Gawain, winter cold within his soul, gloomily sets forth from Camelot to discover the habitation of the Green Knight. The nadir of his journey finds him wandering a Welsh wasteland, miserably alone. We know the knight's psychic turmoil not because he voices it like the Wanderer, but because his emotions are the landscape. His gloom is an arboreal tangle, his despondency an animal lament:
By a mountain next morning he makes his way
Into a forest fastness, fearsome and wild;
High hills on either hand, with hoar woods below,
Oaks old and huge by the hundred together,
The hazel and the hawthorn were all intertwined
With rough raveled moss, that raggedly hung,
With many birds unblithe upon bare twigs
That peeped most piteously for pain of the cold. (740-47)

His mind as crowded with foreboding thoughts as an ancient forest, Gawain wanders a terrain that at once seems too full (trees by the hundreds) and too bare (winter has stripped everything, invading the whole of the world with its chill). The knight from Camelot knows that time to accomplish his quest is trickling away while he remains "mon al hym one" ("a man all alone" 749). His misery is embodied in those "mony bryddez vnblythe ...that pitosly piped for pyne of the colde." In a wordless avian complaint, Gawain's pangs at his solitude find their most lyrical expression

... [skip to a longish section on animals as bodies resistant to historicist readings] ...

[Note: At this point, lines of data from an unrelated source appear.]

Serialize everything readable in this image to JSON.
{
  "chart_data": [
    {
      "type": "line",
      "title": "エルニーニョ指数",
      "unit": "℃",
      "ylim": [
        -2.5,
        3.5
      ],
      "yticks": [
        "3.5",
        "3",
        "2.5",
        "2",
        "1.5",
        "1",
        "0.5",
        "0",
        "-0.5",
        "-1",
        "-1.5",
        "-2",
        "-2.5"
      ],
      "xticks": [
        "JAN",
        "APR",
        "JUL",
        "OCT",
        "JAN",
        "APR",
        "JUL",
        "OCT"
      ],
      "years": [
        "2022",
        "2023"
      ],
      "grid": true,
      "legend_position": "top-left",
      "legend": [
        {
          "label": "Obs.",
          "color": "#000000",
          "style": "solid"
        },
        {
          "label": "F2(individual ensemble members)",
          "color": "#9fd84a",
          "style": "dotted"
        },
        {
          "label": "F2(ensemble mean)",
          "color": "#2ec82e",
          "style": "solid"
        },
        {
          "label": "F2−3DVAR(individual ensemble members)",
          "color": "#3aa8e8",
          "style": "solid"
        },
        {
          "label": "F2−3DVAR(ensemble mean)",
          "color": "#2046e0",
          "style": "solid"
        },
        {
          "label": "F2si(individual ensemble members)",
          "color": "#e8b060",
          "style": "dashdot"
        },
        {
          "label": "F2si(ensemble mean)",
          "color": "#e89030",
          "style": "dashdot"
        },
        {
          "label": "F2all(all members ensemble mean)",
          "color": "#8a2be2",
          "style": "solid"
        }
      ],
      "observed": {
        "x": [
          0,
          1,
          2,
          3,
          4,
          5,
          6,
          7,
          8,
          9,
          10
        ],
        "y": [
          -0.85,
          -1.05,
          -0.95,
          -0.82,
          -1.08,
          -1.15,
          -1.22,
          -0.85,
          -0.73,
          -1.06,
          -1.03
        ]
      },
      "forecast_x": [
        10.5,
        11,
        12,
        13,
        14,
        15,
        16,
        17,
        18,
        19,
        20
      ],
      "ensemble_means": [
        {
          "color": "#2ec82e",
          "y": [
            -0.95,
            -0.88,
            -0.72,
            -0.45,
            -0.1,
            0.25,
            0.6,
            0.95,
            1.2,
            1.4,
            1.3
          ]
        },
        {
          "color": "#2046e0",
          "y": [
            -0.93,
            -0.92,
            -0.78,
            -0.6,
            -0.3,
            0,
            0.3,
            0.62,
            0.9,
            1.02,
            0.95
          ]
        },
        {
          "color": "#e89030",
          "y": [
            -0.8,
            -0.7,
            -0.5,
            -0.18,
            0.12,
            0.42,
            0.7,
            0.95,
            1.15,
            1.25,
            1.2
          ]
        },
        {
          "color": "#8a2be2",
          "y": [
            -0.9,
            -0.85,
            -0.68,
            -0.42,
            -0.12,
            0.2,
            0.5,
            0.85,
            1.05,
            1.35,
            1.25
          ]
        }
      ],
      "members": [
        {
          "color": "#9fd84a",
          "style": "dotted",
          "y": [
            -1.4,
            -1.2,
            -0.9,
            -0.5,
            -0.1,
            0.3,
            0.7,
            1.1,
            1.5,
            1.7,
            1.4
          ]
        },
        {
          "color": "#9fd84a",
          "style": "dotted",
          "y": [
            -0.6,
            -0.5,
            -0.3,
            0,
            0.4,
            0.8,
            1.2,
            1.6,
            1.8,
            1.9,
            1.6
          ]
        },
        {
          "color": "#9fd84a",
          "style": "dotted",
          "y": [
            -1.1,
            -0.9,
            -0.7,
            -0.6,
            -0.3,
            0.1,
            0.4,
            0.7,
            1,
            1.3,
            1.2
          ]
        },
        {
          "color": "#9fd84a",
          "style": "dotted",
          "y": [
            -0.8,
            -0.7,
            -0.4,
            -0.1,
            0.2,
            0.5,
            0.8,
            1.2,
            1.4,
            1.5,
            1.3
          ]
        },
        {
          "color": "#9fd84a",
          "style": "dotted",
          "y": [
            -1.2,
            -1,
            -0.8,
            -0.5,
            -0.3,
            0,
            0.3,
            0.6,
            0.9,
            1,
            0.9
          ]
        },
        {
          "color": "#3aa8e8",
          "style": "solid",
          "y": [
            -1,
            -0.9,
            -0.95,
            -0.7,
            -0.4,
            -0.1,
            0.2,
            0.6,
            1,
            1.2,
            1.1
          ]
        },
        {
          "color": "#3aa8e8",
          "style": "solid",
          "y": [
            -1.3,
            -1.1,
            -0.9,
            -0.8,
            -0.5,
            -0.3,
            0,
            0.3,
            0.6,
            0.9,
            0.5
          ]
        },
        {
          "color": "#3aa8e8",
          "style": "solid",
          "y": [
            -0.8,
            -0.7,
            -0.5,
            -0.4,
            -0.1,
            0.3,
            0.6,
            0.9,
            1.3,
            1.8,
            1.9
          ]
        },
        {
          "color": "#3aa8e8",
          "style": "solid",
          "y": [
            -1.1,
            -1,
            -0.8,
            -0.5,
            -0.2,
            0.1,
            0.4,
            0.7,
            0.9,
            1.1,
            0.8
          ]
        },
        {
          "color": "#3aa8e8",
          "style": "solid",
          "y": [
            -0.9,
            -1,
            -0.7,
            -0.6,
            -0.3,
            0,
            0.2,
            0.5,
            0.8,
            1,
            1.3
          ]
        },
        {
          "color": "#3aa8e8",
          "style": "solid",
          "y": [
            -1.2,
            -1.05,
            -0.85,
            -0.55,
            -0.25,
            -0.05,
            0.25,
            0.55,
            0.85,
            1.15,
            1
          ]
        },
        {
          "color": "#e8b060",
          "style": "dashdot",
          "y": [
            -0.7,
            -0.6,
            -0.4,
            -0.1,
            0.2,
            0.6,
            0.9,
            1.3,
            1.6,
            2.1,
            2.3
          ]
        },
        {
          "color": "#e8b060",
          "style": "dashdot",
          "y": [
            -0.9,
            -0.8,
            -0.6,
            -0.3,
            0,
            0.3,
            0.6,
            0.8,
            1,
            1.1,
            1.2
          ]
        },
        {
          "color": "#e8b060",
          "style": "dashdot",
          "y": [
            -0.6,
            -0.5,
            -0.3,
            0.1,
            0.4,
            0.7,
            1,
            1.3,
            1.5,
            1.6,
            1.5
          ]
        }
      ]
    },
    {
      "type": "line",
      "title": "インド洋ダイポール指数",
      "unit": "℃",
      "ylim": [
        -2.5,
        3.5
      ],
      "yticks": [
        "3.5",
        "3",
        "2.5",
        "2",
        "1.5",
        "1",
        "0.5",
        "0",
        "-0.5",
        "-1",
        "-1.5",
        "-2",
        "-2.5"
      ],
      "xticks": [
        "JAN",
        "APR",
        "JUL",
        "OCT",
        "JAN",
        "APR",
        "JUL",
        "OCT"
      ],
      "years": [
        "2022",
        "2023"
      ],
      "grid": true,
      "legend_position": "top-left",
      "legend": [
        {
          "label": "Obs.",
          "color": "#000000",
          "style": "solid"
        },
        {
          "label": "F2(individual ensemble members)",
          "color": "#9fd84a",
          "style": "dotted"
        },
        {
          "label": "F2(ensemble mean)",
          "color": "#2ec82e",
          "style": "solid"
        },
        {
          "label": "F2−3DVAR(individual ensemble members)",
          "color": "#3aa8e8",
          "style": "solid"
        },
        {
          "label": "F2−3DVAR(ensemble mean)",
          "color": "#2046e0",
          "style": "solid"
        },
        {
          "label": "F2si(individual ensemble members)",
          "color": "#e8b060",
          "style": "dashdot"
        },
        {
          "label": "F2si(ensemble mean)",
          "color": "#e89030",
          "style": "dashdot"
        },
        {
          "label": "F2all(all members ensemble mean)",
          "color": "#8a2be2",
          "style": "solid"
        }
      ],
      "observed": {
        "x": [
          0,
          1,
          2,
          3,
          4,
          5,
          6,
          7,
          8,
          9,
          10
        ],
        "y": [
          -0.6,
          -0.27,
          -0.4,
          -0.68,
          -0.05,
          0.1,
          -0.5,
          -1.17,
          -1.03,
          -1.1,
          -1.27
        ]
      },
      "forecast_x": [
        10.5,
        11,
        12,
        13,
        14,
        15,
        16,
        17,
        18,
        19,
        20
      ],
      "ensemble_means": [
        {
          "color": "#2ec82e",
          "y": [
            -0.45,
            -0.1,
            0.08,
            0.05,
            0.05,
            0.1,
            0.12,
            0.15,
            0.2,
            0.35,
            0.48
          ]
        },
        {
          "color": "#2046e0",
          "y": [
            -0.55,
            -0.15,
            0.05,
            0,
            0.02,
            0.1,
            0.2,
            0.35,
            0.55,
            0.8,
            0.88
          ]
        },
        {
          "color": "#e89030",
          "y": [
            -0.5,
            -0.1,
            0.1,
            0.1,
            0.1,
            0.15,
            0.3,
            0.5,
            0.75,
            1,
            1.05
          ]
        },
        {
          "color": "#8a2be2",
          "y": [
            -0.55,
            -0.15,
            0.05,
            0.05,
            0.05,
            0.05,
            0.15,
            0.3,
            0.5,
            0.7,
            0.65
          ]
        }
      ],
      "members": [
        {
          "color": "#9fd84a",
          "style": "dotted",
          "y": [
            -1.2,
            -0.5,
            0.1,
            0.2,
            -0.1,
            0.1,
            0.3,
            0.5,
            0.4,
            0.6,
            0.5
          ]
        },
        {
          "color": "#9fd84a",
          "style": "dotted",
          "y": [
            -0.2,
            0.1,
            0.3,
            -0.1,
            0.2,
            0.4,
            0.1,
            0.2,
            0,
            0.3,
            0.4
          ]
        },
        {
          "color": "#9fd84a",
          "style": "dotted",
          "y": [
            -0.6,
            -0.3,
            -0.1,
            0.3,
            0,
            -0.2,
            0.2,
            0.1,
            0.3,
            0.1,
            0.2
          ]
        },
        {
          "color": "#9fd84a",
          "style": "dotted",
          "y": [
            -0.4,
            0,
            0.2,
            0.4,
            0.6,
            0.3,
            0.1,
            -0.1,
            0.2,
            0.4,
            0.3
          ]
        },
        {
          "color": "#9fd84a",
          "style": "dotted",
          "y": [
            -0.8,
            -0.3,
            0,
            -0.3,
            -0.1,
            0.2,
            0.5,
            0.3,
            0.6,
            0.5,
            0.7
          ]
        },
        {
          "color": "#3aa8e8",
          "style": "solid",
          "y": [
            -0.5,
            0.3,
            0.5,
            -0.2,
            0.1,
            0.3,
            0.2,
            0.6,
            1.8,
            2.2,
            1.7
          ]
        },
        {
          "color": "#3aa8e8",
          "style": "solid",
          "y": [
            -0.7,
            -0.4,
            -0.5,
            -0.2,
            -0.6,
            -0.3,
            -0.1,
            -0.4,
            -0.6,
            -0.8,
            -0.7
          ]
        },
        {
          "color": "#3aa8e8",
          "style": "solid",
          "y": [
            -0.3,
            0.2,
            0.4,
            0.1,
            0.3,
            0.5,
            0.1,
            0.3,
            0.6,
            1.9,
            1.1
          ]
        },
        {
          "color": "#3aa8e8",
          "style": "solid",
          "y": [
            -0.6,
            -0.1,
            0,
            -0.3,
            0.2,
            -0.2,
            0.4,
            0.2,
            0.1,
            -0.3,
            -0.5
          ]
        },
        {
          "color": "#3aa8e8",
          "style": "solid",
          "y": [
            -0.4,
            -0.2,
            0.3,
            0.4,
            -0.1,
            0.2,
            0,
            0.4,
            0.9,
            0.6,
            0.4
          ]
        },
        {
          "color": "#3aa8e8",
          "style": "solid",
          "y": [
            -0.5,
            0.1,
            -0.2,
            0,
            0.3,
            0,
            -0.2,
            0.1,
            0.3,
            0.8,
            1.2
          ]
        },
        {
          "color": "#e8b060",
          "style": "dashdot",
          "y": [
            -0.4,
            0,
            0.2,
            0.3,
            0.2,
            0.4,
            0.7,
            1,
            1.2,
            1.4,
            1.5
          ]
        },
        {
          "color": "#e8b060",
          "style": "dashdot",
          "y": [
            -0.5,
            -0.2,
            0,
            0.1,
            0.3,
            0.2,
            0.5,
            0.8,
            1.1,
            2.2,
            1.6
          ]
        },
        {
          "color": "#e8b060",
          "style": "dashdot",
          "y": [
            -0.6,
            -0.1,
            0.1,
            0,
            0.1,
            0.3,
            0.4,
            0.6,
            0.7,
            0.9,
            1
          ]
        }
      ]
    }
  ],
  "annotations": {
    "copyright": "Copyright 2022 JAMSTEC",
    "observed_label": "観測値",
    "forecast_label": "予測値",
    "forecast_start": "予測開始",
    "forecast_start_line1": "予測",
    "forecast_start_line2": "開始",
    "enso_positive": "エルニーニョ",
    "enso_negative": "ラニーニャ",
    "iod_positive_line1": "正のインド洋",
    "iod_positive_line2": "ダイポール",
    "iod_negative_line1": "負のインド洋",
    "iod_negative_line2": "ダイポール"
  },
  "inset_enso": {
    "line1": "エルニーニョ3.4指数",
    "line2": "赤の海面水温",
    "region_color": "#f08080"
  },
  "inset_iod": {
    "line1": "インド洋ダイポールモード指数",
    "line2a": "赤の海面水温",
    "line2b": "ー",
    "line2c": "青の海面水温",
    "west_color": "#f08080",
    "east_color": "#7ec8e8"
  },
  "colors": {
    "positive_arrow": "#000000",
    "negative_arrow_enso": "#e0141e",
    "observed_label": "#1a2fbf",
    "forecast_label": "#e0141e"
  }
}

Derrida's l'animot, Lingis's oceanic humanity, Haraway's companion species: all function as an invitation to explore a spacious corporeality beyond the specious boundaries of the human, to invent through alliances with possible bodies a monstrous kind of becoming that carries history within but which is not reducible to historical allegory, cannot in the end be sorted for its use value. Sir Gawain and the Green Knight features a protagonist's movement across similarly animated geographies. In that somber errantry we can see not just an instance of the pathetic fallacy, where anthropocentrism leads a human author to glean nothing but human meanings from a non-human landscape, but what the philosopher Gail Weiss has called "embodiment as intercorporeality," can see the ways in which our very identities are dispersed across the relations we form. Even better, this vegetal and animal dispersedness could be termed an interspecies alliance, the mode by which a knight of the Arthurian Court can share his sorrow at the world's chill with birds who huddle in winter misery. These animals give voice to their sadness in a language that, while not human, is also not so very difficult to understand:
The hazel and the hawthorn were all intertwined
With rough raveled moss, that raggedly hung,
With many bords unblithe upon bare twigs
That peeped most piteously for pain of the cold.
The good knight on Gringolet glides thereunder
Through many a marsh, a man all alone.(744-49)

We know already that this last line must be untrue. Despite what at first glance appears to be his somber solitariness, Gawain's subjectivity is entangled in hazel and hawthorn, his embodiment completed by shivering birds, his knightly identity inseparable from his good steed Gringolet.

Sir Gawain glides through a world alive with flora and fauna, a world where he can never be "a man all alone."

----
UPDATE: I realize in retrospect that I posted a bit of this essay already, here. My excuse is that the frost benumbed my synapses. Besides, since I started this post by invoking the inconvenient Al Gore, why not take his ecopassion to heart and recycle? I'm sure that I am somehow reducing the planetary carbon emission total in doing so.